Czekamy na ten wyrok z zapartym tchem, bo nie będzie to wyrok tylko w sprawie polskiego Sądu Najwyższego, a pośrednio – polskiego systemu wymiaru sprawiedliwości. Będzie to wyrok w „sprawie Europy moich marzeń”. Mam głęboko w pamięci  zdanie wypowiedziane przez prof. Irenę Lipowicz, byłą RPO: …”kiedy prawo zniknie, narodzą się demony…” One już się przecież rodzą, czujemy przecież ich obecność w naszej życiowej przestrzeni. Czy „miękki wariant” tak bardzo oczekiwanego orzeczenia ETS będzie jednak na tyle jednoznaczny, że dopomoże nam w przepędzeniu demonów? Gdybym nie miał w to wiary, pozbawiony byłbym wszelkiej nadziei. Gdyby jednak moja wiara okazała się płonna, tynfa warta – co wtedy?
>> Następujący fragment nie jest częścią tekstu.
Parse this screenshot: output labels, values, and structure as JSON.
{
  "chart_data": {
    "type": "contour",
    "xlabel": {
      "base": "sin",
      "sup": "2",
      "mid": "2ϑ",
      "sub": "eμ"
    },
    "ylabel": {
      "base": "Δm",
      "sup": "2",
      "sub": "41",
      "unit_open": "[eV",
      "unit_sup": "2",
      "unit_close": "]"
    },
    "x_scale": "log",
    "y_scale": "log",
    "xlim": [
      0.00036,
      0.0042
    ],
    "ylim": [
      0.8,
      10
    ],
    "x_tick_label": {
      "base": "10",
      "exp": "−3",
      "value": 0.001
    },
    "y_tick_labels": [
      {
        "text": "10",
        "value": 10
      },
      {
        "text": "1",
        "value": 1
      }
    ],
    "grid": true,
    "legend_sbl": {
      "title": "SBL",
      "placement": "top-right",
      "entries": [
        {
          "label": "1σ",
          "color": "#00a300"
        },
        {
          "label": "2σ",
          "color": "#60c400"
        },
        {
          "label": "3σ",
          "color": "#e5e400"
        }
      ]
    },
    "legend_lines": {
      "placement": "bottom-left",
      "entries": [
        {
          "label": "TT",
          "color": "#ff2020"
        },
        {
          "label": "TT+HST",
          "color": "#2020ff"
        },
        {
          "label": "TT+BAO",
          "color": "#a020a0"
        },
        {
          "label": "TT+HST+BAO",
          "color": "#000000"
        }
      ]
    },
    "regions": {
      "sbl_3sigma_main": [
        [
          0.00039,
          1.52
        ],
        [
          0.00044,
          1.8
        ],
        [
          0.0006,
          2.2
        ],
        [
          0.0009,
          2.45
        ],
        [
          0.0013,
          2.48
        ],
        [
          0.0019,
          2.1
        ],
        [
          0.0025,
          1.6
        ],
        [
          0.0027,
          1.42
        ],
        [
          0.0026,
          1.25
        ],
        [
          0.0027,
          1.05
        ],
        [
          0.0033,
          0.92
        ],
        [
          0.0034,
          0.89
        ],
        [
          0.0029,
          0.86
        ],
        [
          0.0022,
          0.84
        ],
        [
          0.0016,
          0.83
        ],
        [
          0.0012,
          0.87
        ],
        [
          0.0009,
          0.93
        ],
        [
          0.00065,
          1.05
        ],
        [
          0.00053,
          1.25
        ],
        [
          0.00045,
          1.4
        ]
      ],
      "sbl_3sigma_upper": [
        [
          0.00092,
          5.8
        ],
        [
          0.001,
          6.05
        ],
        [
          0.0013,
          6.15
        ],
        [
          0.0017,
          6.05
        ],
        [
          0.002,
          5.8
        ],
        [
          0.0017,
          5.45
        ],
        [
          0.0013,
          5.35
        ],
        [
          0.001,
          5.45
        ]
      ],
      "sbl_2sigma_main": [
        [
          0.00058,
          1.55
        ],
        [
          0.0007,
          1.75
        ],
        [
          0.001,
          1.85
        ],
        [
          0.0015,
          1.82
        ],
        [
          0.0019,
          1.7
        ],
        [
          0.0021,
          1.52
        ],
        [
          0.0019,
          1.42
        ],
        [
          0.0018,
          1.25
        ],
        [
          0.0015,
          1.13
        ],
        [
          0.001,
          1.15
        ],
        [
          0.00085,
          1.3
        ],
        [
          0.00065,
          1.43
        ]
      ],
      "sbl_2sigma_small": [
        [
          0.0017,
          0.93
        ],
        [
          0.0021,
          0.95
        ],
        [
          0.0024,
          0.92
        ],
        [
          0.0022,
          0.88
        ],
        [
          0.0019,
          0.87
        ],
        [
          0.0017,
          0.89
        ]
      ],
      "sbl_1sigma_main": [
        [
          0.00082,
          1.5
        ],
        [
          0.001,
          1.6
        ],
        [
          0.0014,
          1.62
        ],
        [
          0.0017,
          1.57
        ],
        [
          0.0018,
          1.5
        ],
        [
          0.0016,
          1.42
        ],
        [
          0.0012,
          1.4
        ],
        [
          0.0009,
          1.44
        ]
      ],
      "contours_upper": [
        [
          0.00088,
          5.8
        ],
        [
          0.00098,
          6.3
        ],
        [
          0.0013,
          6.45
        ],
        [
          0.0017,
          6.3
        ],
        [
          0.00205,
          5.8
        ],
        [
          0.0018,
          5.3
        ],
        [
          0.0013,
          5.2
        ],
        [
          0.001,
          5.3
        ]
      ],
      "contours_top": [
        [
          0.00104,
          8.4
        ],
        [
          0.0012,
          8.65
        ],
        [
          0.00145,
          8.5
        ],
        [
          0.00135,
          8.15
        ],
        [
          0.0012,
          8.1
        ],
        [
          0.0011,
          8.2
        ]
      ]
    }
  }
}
Tak jakoś mi się te dwa, jakże różne, tematy – o tych odchodzących i wyrażających tym swój krzyk niezgody na bezradność, i o „momencie konstytucyjnym”, który przesądzi na lata o europejskiej rzeczywistości – zlały w jeden tekst, więc w jego „post scriptum” zapytuję na okoliczność, której na razie nie dopuszczam. Gdyby jednak moja wiara zawiodła – to co ty na to, Szmulu Zygielbojmie, i ty, wrażliwy polski intelektualisto, i ty, czeski bohaterze lat sześćdziesiątych, i wy dwaj, szarzy polscy obywatele nie pogodzeni ze złem, obojętnością, bezsiłą? No co?

 

kilka słów refleksji po 4 lipca

Kilka słów refleksji (trochę może spóźnionej – cóż, reakcja jest spowolniona, przywara wieku) na temat tego, co przeżywaliśmy w czasie kilku minionych dni – ważnych dni, być może takich, które przejdą do historii. Rzeczywiście, była moc, czuć było jakieś przebudzenie, determinację, nadzieję, jakby chwilowy efekt apelu Szarego Człowieka, Piotra Sz.: przebudźcie się! Tak, wygraliśmy bitwę. Atoli do wygrania wojny wciąż jeszcze daleko. Emocje opadną, bo przecież taka jest ich natura, i na to liczy obóz władzy: pozwolił nam się wykrzyczeć, wyrzucić z siebie gniew i złość, po to, żeby znów wpełzać tylnymi drzwiami i kończyć swoje piekielne dzieło zniszczenia tego najcenniejszego, co przyniosła nam Trzecia Rzeczpospolita – demokratycznego państwa prawa, jego ostatniego bastionu, Sądu Najwyższego. Piszę o rzeczach oczywistych, bo chyba nikt z nas nie ma co do tego wątpliwości, ale piszę, bowiem wydaje mi się, że nie dość słów, żeby o tym przypominać. To pełzanie już się zaczęło: dzisiaj wpłynął do SN list Pana Prezydenta, formalnie przenoszący 11 sędziów SN – w tym Pierwszą Prezes – w stan spoczynku. Co dalej? Jakże ważne, żeby po opadnięciu emocji pozostało to drugie, dające przecież o sobie znać w minionych, pełnych napięcia dniach: determinacja. Innymi słowy – trwanie. Jestem przekonany, że ta determinacja pozostanie, nie wiem tylko u jak wielu, a od tego ogromnie dużo będzie zależeć. Nie mam też wątpliwości, że cena odwagi zacznie wzrastać.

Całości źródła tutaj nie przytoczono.